Upon their arrival on the Isle of MacGuffin, Stallone and partner Jason Statham are aided by the beautiful daughter of the dictator (Giselle Itie), who might as well be wearing a “Hi, I’m the Damsel in Distress” name tag. There, they learn that the real big baddie is an American (Eric Roberts — yes, Eric Roberts), whose will is imposed by a steel-eyed thug actually named “Payne” (Steve Austin — yes, THAT Steve Austin). Stallone and company must kill them to set the people yadda yadda blow stuff up.

Each member of the Expendables is given easily identifiable character traits. Stallone is the fastest shooter alive. Statham likes to use knives. Jet Li complains that he should be paid more because he’s smaller. Randy Couture has a hang-up about his cauliflowered ear and is going to therapy. Dolph Lundgren is the loose cannon. And Terry Crews likes big guns. Really, really big guns. (Crews’s character is named “Hale Caesar,” which may have been the most awesome action hero name in the history of mankind, if Couture’s “Toll Road” wasn’t in the same movie.)

You know how you hear a film described as “non-stop action?” This one is as close as I’ve ever seen. The movie rarely slows down for a breath from the opening scenes. Every so often it pauses just long enough to pretend it has a plot, then gets going again. Even Statham’s romantic subplot is resolved with a big fight. Much of the exposition is given in a tattoo parlor owned by Mickey Rourke, who gets the movie’s lone memorable monologue. Then again, who really wants to hear any of the rest of this cast say anything beyond glib one-liners shouted over a sub-machine gun?

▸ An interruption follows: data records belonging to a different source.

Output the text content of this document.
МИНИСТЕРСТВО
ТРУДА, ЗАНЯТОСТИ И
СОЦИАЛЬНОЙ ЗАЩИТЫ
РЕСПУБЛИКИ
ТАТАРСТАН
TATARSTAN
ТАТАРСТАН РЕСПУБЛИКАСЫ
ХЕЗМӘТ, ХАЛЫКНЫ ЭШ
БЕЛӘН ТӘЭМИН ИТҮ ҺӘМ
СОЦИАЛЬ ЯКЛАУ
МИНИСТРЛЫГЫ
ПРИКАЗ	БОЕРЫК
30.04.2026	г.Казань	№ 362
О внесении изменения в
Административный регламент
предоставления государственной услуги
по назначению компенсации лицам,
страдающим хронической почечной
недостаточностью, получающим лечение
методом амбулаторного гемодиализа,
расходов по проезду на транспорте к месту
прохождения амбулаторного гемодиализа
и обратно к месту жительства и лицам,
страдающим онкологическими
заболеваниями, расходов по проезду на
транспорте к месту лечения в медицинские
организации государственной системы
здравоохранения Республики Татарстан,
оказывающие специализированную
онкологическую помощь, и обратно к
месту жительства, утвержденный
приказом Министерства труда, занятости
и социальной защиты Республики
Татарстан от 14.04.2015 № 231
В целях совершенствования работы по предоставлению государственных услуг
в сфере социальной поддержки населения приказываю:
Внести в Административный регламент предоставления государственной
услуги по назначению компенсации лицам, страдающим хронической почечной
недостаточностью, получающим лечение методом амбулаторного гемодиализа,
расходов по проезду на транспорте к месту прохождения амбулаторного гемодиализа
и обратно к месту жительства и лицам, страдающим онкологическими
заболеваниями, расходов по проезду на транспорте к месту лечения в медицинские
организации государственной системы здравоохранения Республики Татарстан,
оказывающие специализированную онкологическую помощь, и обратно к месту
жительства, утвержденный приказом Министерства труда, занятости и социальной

The action scenes are as preposterous yet entertaining as you can imagine. Stallone is  actually quite capable as a director, especially when it comes to the kind of exciting set pieces this film relishes. There are fist fights, chase scenes, shoot outs, exploding buildings, rivers of flame, betrayals, even a climactic battle between Couture and Austin that will make any wrestling/MMA fan roar with delight.

This summer has been filled with a lot of very overblown movies which are technically competent but rarely entertaining. The past few years have seen a rise in the number genuinely intelligent thrillers being made, and that’s wonderful. But there is something to be said for a movie like this, which has no illusions and wants to do nothing more than give its audience a fun and exciting ride for a few hours. “The Expendables” does this, and does it well. You won’t care about it five minutes after you’ve left, but while you’re watching it, you’ll have a ball.